6. Furthermore, it can be argued that, there exists a potential clash in the coalition nature of the ruling party, which is a blend of ethnic regional structure and democratic centralism that could compete to pull the string to opposing directions. It is reasonable to expect that in the face of discord in nation building process, fierce competition will characterize for political, economic, power bases which will be more vulnerable to the influence of ethno-centrism than to democratic centralist and state developmental led reality. This could pave for predatory competitive characterized unstable political-economic system than cohesive, stable and integrative one.

7. The leadership within EPRDF and its member parties is not only corrupt, but has also  grown a Red-Burgeouise mentality; this mentality not only encourages the leadership to be more corrupt, but also use state apparatus to control the entire economy directly and indirectly. Now that the leadership is corrupt and self-centered, there will be no desire to improve the livelihood of the majority. In fact, one of the ways that it uses to sustain its economic hegemony is by making the majority be economically dependent on leadership itself. State developmental program without a strong, committed, selfless leadership is not only impossible but also a source of antagonism and political turmoil.

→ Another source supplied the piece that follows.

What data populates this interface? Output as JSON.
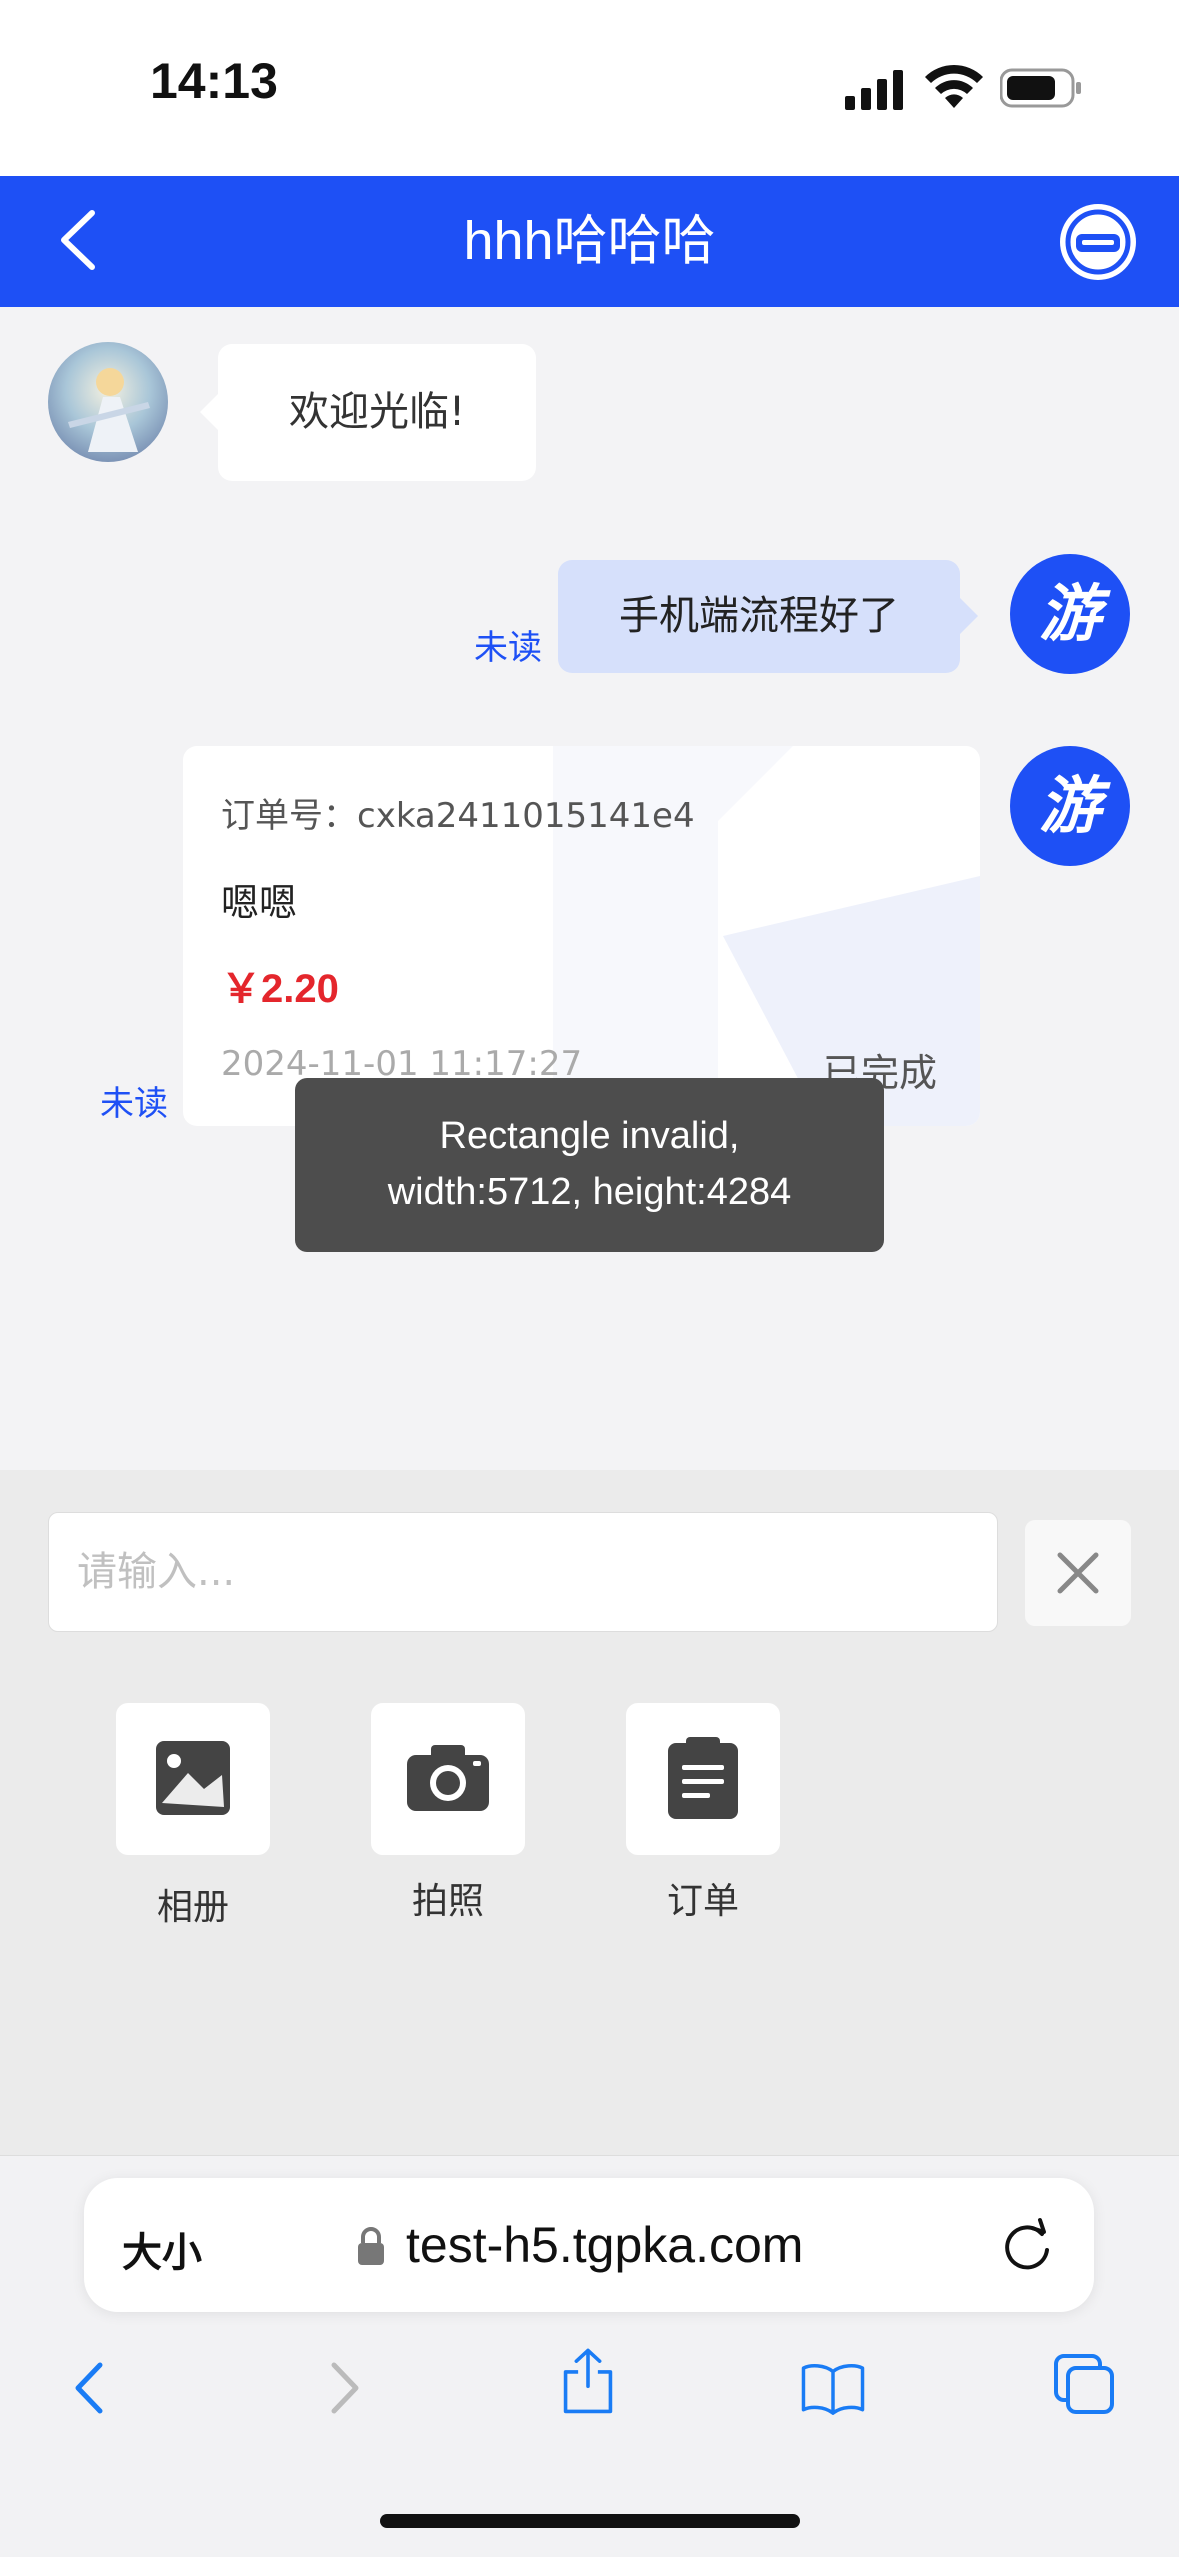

8. It can be argued pressures for more democratic and inclusive political system from major international economic actors enshrine covert subversion of the status-quo of political-economic ideologies in favor of their international hegemonic interest. Thus, the internal delicate balance of coexistence further will be liable to the existing competing international political ideologies and international political economic hegemony race. It cannot be ruled out that these influences can elicit two competing lines in the political system of the ruling party. Thus, we cannot ignore the possible anxiety for possible leakage of the bipolar influences inside the ruling party to make matters worse.

9. The aforementioned conflicts can be feared to reinforce predatory and competitive political-economic reality. This will lead to competitive and mutually exclusive similar investments that lack basic economic investment cost benefit analysis as it will be politically motivated. This reduces the chance for having stable state apparatus as the predatory behaviors in the wake of these conflicting approaches will undermine democracy, fairness of economic and political power sharing conditions. This ultimately stands on the way to creation of one macroeconomic multiculturalist nation.

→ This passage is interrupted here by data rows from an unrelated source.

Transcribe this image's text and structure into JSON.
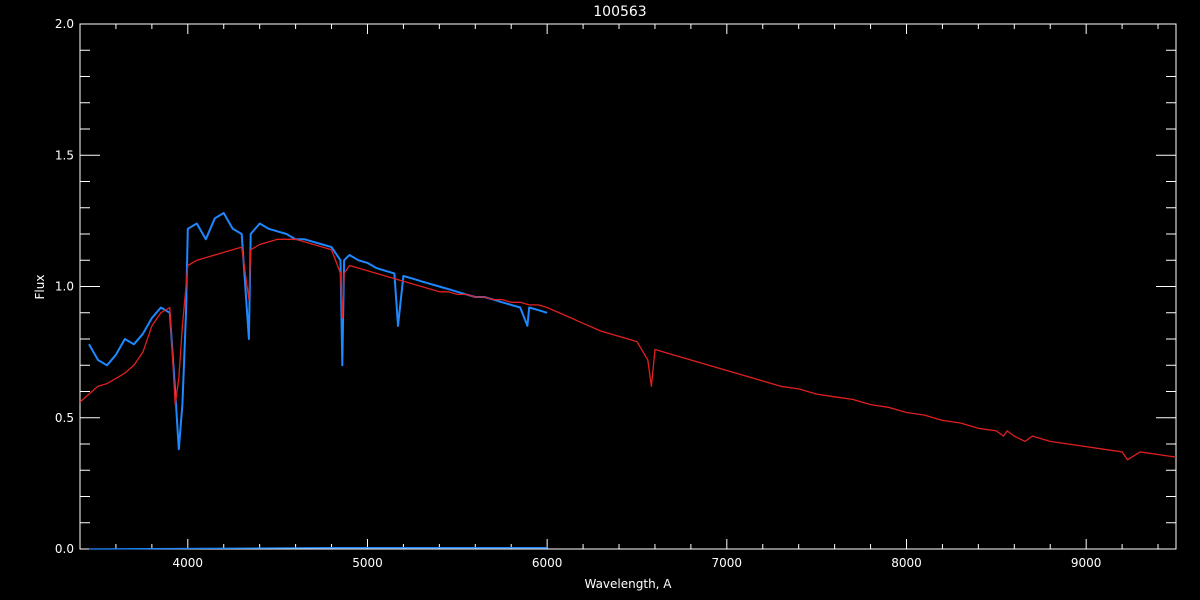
{
  "chart_data": {
    "type": "line",
    "title": "100563",
    "xlabel": "Wavelength, A",
    "ylabel": "Flux",
    "xlim": [
      3400,
      9500
    ],
    "ylim": [
      0.0,
      2.0
    ],
    "xticks": [
      4000,
      5000,
      6000,
      7000,
      8000,
      9000
    ],
    "xtick_labels": [
      "4000",
      "5000",
      "6000",
      "7000",
      "8000",
      "9000"
    ],
    "yticks": [
      0.0,
      0.5,
      1.0,
      1.5,
      2.0
    ],
    "ytick_labels": [
      "0.0",
      "0.5",
      "1.0",
      "1.5",
      "2.0"
    ],
    "grid": false,
    "background": "#000000",
    "axis_color": "#ffffff",
    "series": [
      {
        "color": "#1e88ff",
        "style": "observed spectrum, noisy",
        "x": [
          3450,
          3500,
          3550,
          3600,
          3650,
          3700,
          3750,
          3800,
          3850,
          3900,
          3930,
          3950,
          3970,
          3990,
          4000,
          4050,
          4100,
          4150,
          4200,
          4250,
          4300,
          4340,
          4350,
          4400,
          4450,
          4500,
          4550,
          4600,
          4650,
          4700,
          4750,
          4800,
          4850,
          4860,
          4870,
          4900,
          4950,
          5000,
          5050,
          5100,
          5150,
          5170,
          5200,
          5250,
          5300,
          5350,
          5400,
          5450,
          5500,
          5550,
          5600,
          5650,
          5700,
          5750,
          5800,
          5850,
          5890,
          5900,
          5950,
          6000
        ],
        "y": [
          0.78,
          0.72,
          0.7,
          0.74,
          0.8,
          0.78,
          0.82,
          0.88,
          0.92,
          0.9,
          0.6,
          0.38,
          0.55,
          0.9,
          1.22,
          1.24,
          1.18,
          1.26,
          1.28,
          1.22,
          1.2,
          0.8,
          1.2,
          1.24,
          1.22,
          1.21,
          1.2,
          1.18,
          1.18,
          1.17,
          1.16,
          1.15,
          1.1,
          0.7,
          1.1,
          1.12,
          1.1,
          1.09,
          1.07,
          1.06,
          1.05,
          0.85,
          1.04,
          1.03,
          1.02,
          1.01,
          1.0,
          0.99,
          0.98,
          0.97,
          0.96,
          0.96,
          0.95,
          0.94,
          0.93,
          0.92,
          0.85,
          0.92,
          0.91,
          0.9
        ]
      },
      {
        "color": "#e02020",
        "style": "model spectrum",
        "x": [
          3400,
          3450,
          3500,
          3550,
          3600,
          3650,
          3700,
          3750,
          3800,
          3850,
          3900,
          3930,
          3950,
          3970,
          3990,
          4000,
          4050,
          4100,
          4150,
          4200,
          4250,
          4300,
          4340,
          4350,
          4400,
          4450,
          4500,
          4550,
          4600,
          4650,
          4700,
          4750,
          4800,
          4850,
          4860,
          4870,
          4900,
          4950,
          5000,
          5050,
          5100,
          5150,
          5200,
          5250,
          5300,
          5350,
          5400,
          5450,
          5500,
          5550,
          5600,
          5650,
          5700,
          5750,
          5800,
          5850,
          5900,
          5950,
          6000,
          6100,
          6200,
          6300,
          6400,
          6500,
          6560,
          6580,
          6600,
          6700,
          6800,
          6900,
          7000,
          7100,
          7200,
          7300,
          7400,
          7500,
          7600,
          7700,
          7800,
          7900,
          8000,
          8100,
          8200,
          8300,
          8400,
          8500,
          8540,
          8560,
          8600,
          8660,
          8700,
          8800,
          8900,
          9000,
          9100,
          9200,
          9230,
          9300,
          9400,
          9500
        ],
        "y": [
          0.56,
          0.59,
          0.62,
          0.63,
          0.65,
          0.67,
          0.7,
          0.75,
          0.85,
          0.9,
          0.92,
          0.55,
          0.65,
          0.85,
          1.0,
          1.08,
          1.1,
          1.11,
          1.12,
          1.13,
          1.14,
          1.15,
          0.95,
          1.14,
          1.16,
          1.17,
          1.18,
          1.18,
          1.18,
          1.17,
          1.16,
          1.15,
          1.14,
          1.05,
          0.88,
          1.05,
          1.08,
          1.07,
          1.06,
          1.05,
          1.04,
          1.03,
          1.02,
          1.01,
          1.0,
          0.99,
          0.98,
          0.98,
          0.97,
          0.97,
          0.96,
          0.96,
          0.95,
          0.95,
          0.94,
          0.94,
          0.93,
          0.93,
          0.92,
          0.89,
          0.86,
          0.83,
          0.81,
          0.79,
          0.72,
          0.62,
          0.76,
          0.74,
          0.72,
          0.7,
          0.68,
          0.66,
          0.64,
          0.62,
          0.61,
          0.59,
          0.58,
          0.57,
          0.55,
          0.54,
          0.52,
          0.51,
          0.49,
          0.48,
          0.46,
          0.45,
          0.43,
          0.45,
          0.43,
          0.41,
          0.43,
          0.41,
          0.4,
          0.39,
          0.38,
          0.37,
          0.34,
          0.37,
          0.36,
          0.35
        ]
      },
      {
        "color": "#1e88ff",
        "style": "error spectrum",
        "x": [
          3450,
          4800,
          5000,
          6000
        ],
        "y": [
          0.0,
          0.005,
          0.005,
          0.005
        ]
      }
    ]
  }
}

In conclusion, I personally argue, that instilling democracy through encouraging transparency, participatory system, institutional thinking based governance and economic fairness and other measures is neccessary but not sufficient in itself. In fact, there is also the question of feasibility. In Ethiopia, the presence of competing interests in nation building, the prevalence of  possible conflicting natures between the political governance and political economic system, the leakage of international political economic hegemonic competition are deep other issues that we have them enshrined to a lesser evil issue of lack of overall democratic political economic base. Thus, it is my view that addressing the structural issues requires critical consensus on issues of nation building process and genuine mutual acceptance of federalist mindset by all actors so that addressing democracy can be a process than a miracle. How much addressing the later could solve the previous grand issues and the extent of possible vicious complication in the process is something to be waited to be seen.

 The views on this article are personal and are open to debate.